Conséquences politiques
Ces leçons auront trois conséquences majeures sur les relations entre Ottawa et New Delhi.
D’abord, la crise avec le Pakistan étant terminée, l’Inde intensifie sa diplomatie commerciale mondiale. La crise a toutefois amplifié les sensibilités persistantes autour de la question du Khalistan. Par conséquent, les thèmes économiques et commerciaux pourraient constituer un terrain favorable et sûr pour le discours public canadien au sujet des relations avec l’Inde. Cela dit, New Delhi a entrepris une offensive diplomatique tous azimuts afin d’accroître le soutien international envers ses préoccupations en matière de terrorisme. Dans cette optique, toute déclaration canadienne le moindrement sympathique à l’égard de ces préoccupations sera bien accueillie à New Delhi.

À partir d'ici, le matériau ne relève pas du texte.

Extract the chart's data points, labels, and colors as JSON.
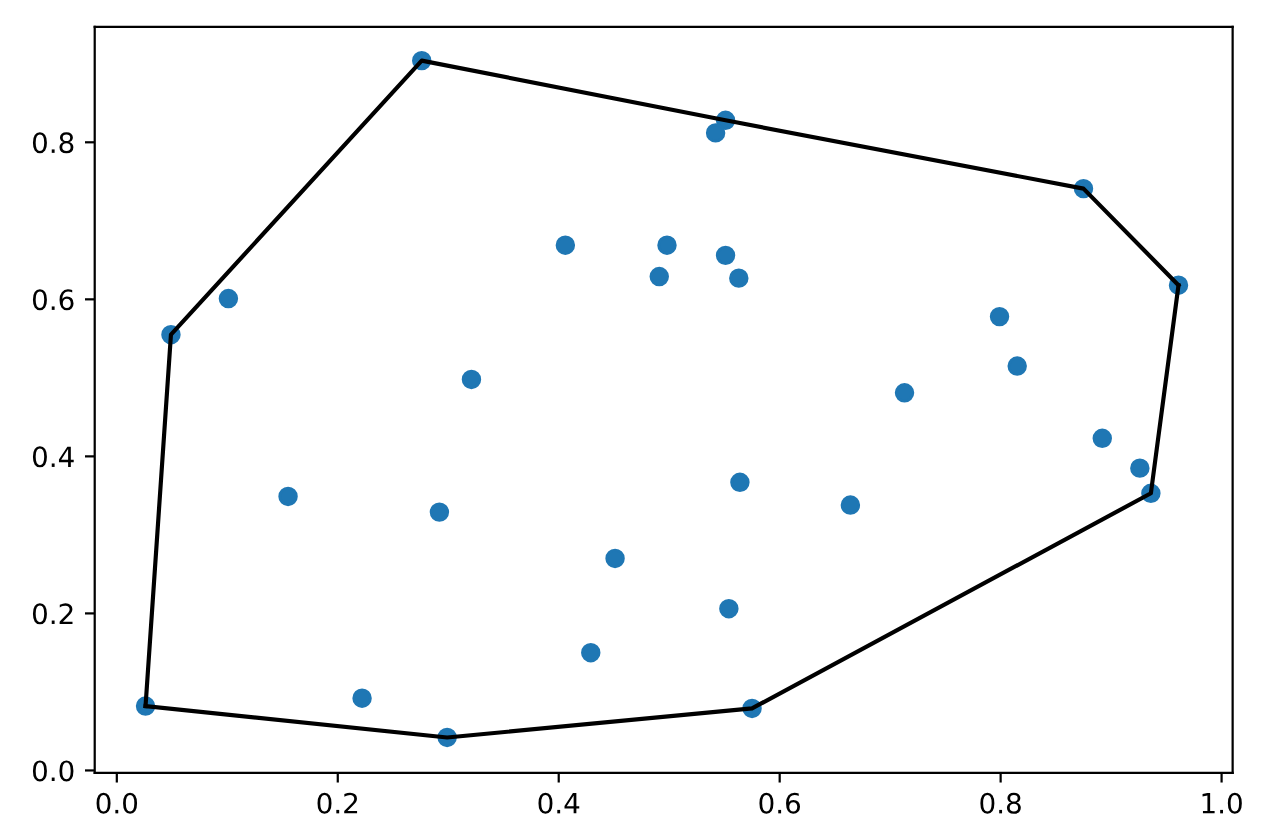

Ensuite, l’Inde suivra de près l’approche du nouveau gouvernement canadien sur la question du Khalistan. Elle cherchera notamment à déterminer si un gouvernement toujours dirigé par le Parti libéral de Justin Trudeau, que New Delhi tient personnellement responsable des tensions bilatérales, adoptera une position politique moins inquiétante pour l’Inde. Même si des signes de dégel bilatéral se manifestent, New Delhi sera sans doute réfractaire à toute forme de compromis ou de concession sur la question du Khalistan, qu’elle juge responsable des graves tensions dans les relations entre les deux pays. Par ailleurs, l’Inde est vraisemblablement encouragée par l’apparent changement d’approche des États-Unis à l’égard de la question du Khalistan depuis le retour au pouvoir du président Trump. Une déclaration commune publiée à l’issue d’une réunion entre M. Trump et M. Modi à la Maison-Blanche en février promet « des mesures décisives » contre ceux qui « menacent [...] la souveraineté et l’intégrité territoriale des deux nations », faisant clairement référence aux partisans du Khalistan en sol américain. En avril, le FBI a annoncé l’arrestation en Californie d’un de ces partisans, recherché par l’Inde pour avoir planifié des attentats terroristes dans ce pays.
Enfin, bien que la condamnation tardive de l’attaque de Pahalgam par Ottawa ait été plutôt mal accueillie à New Delhi, la crise indo-pakistanaise a mis en évidence deux préoccupations communes à l’Inde et au Canada : le terrorisme islamiste et les actions de la Chine. L’amplification de ces intérêts communs peut donner un nouvel élan aux efforts récemment déployés pour réduire les tensions bilatérales. Ensemble, ces développements peuvent s’appuyer sur la visite prévue de M. Modi au Canada à la fin du mois, à l’occasion du sommet du G7, et aider à jeter les bases d’une autre rencontre diplomatique de haut niveau, à savoir une réunion entre les premiers ministres Carney et Modi en marge du sommet des dirigeants du G20 qui se tiendra en Afrique du Sud en novembre.
Les répercussions de la crise indo-pakistanaise ont accentué les défis qui pèsent sur les relations entre l’Inde et le Canada. Mais elles pourraient également contribuer à faire avancer la tâche difficile et délicate qui consiste à les rétablir.